A podcast of the talk by WU MI-CHA (Professor of Taiwanese Literature, National Cheng Kung University, Tainan, Taiwan)is now available.

Friday, January 29, 2010
4:30 PM - 6:00 PM
Sierra Room
Faculty Center
Los Angeles, CA 90095

The Literature on Taiwan Series (Taiwan wenxian congkan), compiled and published by the Office of Economic Research of the Bank of Taiwan, contains the largest number of historical sources on Taiwan written in Chinese. There are four types: (1) government archives and official records, mostly from the Qing period; (2) a variety of writings about Taiwan by officials and sojourners from the mainland; (3) a number of local gazetteers (fangzhi) compiled officially or semi-officially by Qing officials and their assistants, who included Taiwanese gentry and scholars; and (4) a greater number of local gazetteers and writings in various genres by Taiwanese in the period of Japanese rule. Though the fourth type extended the third, it was more significant in the development of Taiwanese historiography, because it reflected and registered the emergence of a native, or Taiwanese, consciousness. This Taiwanese consciousness was nurtured by the unique experience the islanders underwent after the Qing ceded their land to Japan.

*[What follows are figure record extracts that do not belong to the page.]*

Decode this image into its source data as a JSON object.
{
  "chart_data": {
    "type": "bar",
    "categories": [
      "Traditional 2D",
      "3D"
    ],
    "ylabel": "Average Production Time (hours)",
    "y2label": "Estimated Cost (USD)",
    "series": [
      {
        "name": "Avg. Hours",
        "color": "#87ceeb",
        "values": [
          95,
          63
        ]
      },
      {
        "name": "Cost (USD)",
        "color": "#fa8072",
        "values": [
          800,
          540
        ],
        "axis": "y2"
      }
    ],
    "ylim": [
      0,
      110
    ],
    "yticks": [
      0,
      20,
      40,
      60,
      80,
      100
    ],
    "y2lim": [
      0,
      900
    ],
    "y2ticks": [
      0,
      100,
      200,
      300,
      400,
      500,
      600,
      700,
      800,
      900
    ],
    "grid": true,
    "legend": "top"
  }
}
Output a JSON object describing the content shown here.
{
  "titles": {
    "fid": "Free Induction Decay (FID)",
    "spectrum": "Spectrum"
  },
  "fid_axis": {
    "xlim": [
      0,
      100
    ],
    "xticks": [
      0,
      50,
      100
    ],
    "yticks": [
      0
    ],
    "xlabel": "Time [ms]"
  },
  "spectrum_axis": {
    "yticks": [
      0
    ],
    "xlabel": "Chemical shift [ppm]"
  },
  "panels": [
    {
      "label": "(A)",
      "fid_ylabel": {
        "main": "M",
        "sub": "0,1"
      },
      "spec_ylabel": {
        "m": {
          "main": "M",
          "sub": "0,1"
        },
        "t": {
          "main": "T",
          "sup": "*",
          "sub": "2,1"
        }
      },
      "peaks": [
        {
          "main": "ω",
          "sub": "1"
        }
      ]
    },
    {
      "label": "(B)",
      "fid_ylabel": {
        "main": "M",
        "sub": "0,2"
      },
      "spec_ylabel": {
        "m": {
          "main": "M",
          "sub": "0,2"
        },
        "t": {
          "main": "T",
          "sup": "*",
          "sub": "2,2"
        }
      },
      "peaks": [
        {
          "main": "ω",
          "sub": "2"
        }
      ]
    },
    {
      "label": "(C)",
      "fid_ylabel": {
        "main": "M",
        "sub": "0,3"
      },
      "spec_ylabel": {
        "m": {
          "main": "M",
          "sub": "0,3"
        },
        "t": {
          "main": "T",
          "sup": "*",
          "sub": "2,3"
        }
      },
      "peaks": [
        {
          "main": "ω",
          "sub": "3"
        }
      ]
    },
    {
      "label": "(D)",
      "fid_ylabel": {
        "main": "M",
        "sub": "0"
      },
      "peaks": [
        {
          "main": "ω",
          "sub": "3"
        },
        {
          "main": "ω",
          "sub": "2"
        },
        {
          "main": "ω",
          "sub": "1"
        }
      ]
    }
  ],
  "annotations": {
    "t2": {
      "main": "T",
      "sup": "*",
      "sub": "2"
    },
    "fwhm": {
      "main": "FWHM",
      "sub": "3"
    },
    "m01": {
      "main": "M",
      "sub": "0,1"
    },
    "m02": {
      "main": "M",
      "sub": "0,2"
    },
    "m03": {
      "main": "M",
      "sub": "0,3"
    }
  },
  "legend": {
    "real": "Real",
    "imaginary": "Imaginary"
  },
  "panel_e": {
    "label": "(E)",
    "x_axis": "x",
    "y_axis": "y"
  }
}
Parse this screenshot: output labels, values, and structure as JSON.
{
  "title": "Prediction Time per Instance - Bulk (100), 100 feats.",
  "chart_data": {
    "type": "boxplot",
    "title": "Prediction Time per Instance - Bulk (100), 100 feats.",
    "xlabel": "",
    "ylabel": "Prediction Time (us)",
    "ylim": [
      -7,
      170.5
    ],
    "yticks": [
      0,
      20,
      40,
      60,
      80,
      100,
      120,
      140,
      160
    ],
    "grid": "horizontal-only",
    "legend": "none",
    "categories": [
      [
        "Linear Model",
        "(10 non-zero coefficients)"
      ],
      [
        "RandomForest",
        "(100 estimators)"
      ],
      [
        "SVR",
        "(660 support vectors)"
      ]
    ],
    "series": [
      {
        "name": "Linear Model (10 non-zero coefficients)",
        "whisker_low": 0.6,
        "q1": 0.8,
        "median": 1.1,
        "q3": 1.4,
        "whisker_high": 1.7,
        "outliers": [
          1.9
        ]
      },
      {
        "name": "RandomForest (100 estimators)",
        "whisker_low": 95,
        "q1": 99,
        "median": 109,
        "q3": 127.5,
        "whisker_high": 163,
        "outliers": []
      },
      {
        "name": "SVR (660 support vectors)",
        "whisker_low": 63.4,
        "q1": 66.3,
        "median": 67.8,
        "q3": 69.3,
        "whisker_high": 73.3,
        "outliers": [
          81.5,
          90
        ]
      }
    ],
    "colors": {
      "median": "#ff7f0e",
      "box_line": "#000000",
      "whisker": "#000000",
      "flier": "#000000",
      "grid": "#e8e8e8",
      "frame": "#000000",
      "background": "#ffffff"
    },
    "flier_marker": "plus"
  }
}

Wu Mi-cha (PhD, University of Tokyo) is a Professor of Taiwanese Literature and the Chair of the Department of Taiwanese Literature at National Cheng Kung University (Tainan, Taiwan). Professor Wu formerly taught at National Taiwan University and was the Director of the National Museum of Taiwan History. Among his many publications (in Chinese, Japanese, and English) are Studies in Modern History of Taiwan (in Chinese; Taipei, 1990), A Concise Compendium of History Materials on Taiwan (co-author; in Chinese, Taipei, 2004); “The Nature of Minzoku Taiwan and the Context in Which It Was Published,” in Taiwan Under Japanese Colonial Rule (in English, Ping-hui Liao and David Wang, eds., Columbia Univ. Press, 2006); “Ino Kanori, Japanese Ethnography and the Idea of the ‘Tribe,’” in In Search of the Hunters and Their Tribes: Studies in the History and Culture of the Taiwan Indigenous People (in English; David Faure, ed., Taipei, 2001).


Professor Wu will speak in Chinese. Translation will be provided.